Saturday, October 17, 2009

The high cost of a long life

Wise people save for old age. But who can put aside enough money to save for a time when one's infirmity requires 24/7 caregiving?

My mother has lived a frugal life. She's now 94 and seldom gets out of a chair. When she does, it is with assistance and requires great effort on her part. She cannot safely walk without a walker. She needs someone to cook meals for her and help her to the bathroom. Others shop for her and clean the house.

She has had a physically active life, but she didn't jog or play tennis or do exercises, which she considers "for the birds." Mostly she spent her time doing housework and some occasional dancing. As she aged arthritis set in and it became painful to move. She suffered a possible stroke recently and spent three weeks in a rehab facility undergoing physical therapy, which she found very difficult. Though staffed by friendly people, the rehab facility itself was a depressing sight, at least it was on the floor where she lived. When I would pay her a visit I unfailingly saw old and shriveled people sitting idly in wheelchairs, scarcely giving evidence of life.

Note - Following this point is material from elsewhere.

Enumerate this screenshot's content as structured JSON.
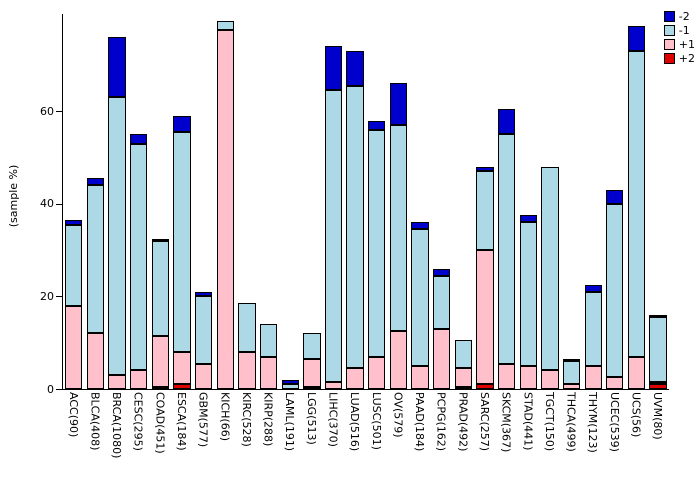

She's home now and feels better about that, but there is the matter of paying her caregivers. Nurses visits are covered by insurance, but not caregiving services. The agencies that provide around-the-clock caregiving usually charge $20 - $25 an hour. At $20/hour, that works out to $14,400 for a 30-day month (30 days x 24 hours x $20). Add to that the usual monthly bills, and you could find everything you've saved evaporating quickly.

My mom had a roommate while she was in the rehab facility. Let's call her Karen. Karen was about 10 years younger than my mom, I would guess, and far stronger. She had no trouble handling a knife and fork and could move with a walker at amazing speed. Her mind was fully intact. I wondered at times what she was doing there, given her level of health.

One day Karen's granddaughter paid her a visit. I was in the room visiting my mom at the time and overheard parts of the conversation. The granddaughter was despairing over how she could afford to keep Karen in the rehab facility. Karen had just lost her second appeal to Medicare for more money. Karen's other insurance was gone, and no family member could afford to keep her. In short, Karen had no other place to go, and she could no longer afford to stay at the nursing home.

I then went away for two weeks, and during that time I called my mom several times and Karen would usually answer the phone first. Somehow, I thought, the money had been found to keep her there.

When I returned and paid a visit to my mom, I noticed Karen's bed was stripped to the mattress. Had she finally been released? No, my mom said, she contracted pneumonia, and they took her to the hospital.

The next day I learned Karen had died.

I was stunned. At no time did Karen exhibit symptoms of illness, particularly a respiratory infection. She didn't cough, sneeze, wheeze, or sound congested. With her walker she could and did move about with ease. Can pneumonia set in quickly and kill a person virtually overnight? Apparently, it did. From Wikipedia:
Up to 5% of patients admitted to a hospital for other causes subsequently develop pneumonia. Hospitalized patients may have many risk factors for pneumonia, including mechanical ventilation, prolonged malnutrition, underlying heart and lung diseases, decreased amounts of stomach acid, and immune disturbances. Additionally, the microorganisms a person is exposed to in a hospital are often different from those at home . Hospital-acquired microorganisms may include resistant bacteria such as MRSA, Pseudomonas, Enterobacter, and Serratia. Because individuals with hospital-acquired pneumonia usually have underlying illnesses and are exposed to more dangerous bacteria, it tends to be more deadly than community-acquired pneumonia.
Curiously, the pneumonia also ended Karen's financial problems.